Dans mon quotidien, je dois penser à plusieurs choses quand je révise un texte. Il faut que je pense au lecteur, qui doit être capable de comprendre. Mais je dois aussi penser à l’auteur, qui tient à être représenté fidèlement et à reconnaître sa plume. Je ne peux non plus oublier les exigences nationales en matière de rédaction, compte tenu du fait qu’on fait partie d’un plus grand réseau de journaux francophones.
Bref, la seule option est l’équilibre. J’ai donc fixé trois objectifs pour Le Courrier qui, selon moi, peuvent se concrétiser facilement.
Une miette pour toutes et tous
On ne peut pas plaire à tout le monde, mais on peut quand même s’essayer. Non, on ne peut pas tout faire, mais on peut offrir une miette de tout pour que chacun puisse avoir un petit quelque chose qui correspond à ses intérêts. Que ça soit une chronique en acadjonne comme Notre musique de côte à côte ou un texte scientifique vulgarisé, il y a un éventail de contenu à produire.
Il y a aussi la question de la représentation. Non, on ne peut pas être partout tout le temps, mais on peut se concentrer sur différents sujets à différents moments de l’année afin de s’assurer que plus de gens se sentent représentés et entendus.
Finalement, il peut y avoir de la diversité linguistique dans les lignes d’un même article, entre l’écriture du journaliste et les citations des interviewés.
Tout bien mélanger
Un autre défi est de publier du contenu dans un français « à la hauteur » de notre lectorat. Mais quand il y a autant de registres de langue sur un même territoire, quel est le plafond en question ? Je ne pense pas qu’il y ait une réponse objective à cette question. Il faut tout simplement se mettre à la place de plusieurs personnes en même temps pour trouver un équilibre.
Des outils pour y arriver seraient, entre autres, d’incorporer des lexiques pour définir les mots qui ne peuvent pas être remplacés, de simplifier certaines phrases et de trouver des synonymes moins compliqués. Mais, comme mentionné lors de l’une de nos rencontres, il ne faut pas tout enlever, car le journal est là également pour l’apprentissage du lecteur.
Bref, c’est de mettre en place des outils pour trouver un équilibre entre un français « universitaire », qui n’est pas compris par tout le monde, et un français plus « populaire », qui, lui aussi, n’est pas familier pour tous les lecteurs.
Contenu multimédia
Les gens veulent plus d’images, plus de vidéos, plus de contenu ludique dans les infolettres. Je suis d’accord. On est au 21e siècle, il faut se brancher. C’est aussi un excellent moyen de faire rayonner des accents et des parlers, ce qui se perd lorsqu’on passe à l’écriture.

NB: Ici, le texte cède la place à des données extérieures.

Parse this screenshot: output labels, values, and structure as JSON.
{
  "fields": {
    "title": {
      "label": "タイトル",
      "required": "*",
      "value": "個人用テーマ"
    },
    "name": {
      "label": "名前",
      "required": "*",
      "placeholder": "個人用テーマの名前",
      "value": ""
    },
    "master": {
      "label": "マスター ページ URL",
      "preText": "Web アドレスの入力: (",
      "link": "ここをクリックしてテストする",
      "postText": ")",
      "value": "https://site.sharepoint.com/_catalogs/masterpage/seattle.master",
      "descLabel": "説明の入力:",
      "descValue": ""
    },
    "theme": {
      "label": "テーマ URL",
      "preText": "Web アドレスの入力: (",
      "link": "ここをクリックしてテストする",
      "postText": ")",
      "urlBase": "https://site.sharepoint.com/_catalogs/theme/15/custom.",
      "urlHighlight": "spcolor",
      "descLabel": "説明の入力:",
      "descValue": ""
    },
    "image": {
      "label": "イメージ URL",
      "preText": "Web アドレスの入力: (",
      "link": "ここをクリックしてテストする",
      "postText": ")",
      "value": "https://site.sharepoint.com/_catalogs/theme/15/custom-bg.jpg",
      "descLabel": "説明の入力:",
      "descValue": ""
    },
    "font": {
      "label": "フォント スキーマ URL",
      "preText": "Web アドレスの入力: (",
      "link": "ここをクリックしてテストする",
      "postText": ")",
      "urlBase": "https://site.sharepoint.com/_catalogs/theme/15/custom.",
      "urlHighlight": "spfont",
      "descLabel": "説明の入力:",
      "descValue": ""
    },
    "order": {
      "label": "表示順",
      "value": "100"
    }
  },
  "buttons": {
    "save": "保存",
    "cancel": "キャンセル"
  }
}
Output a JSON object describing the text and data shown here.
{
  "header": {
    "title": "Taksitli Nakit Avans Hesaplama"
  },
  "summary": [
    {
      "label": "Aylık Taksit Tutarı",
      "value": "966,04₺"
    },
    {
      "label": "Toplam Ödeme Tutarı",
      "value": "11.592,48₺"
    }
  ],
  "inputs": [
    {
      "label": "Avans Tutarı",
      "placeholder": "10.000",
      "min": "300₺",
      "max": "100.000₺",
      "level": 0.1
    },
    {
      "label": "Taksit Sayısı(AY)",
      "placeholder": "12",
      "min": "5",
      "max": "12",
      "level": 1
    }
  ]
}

Ma seule inquiétude est que ce type de contenu journalistique éclipse les textes. Je n’ai rien contre le contenu multimédia, je l’adore. Pour certaines nouvelles, c’est la manière la plus digeste de présenter le sujet. Cela dit, si l’écriture prend le bord, on est plus un journal et on cesse d’exister.
Dans une société en évolution perpétuelle, on doit trouver l’équilibre, et ce, au rythme de notre monde. Ce n’est pas toujours évident de créer un média inclusif, mais au bout du compte, quand on voit que ça a un impact réel, on se dit que ça en vaut la peine.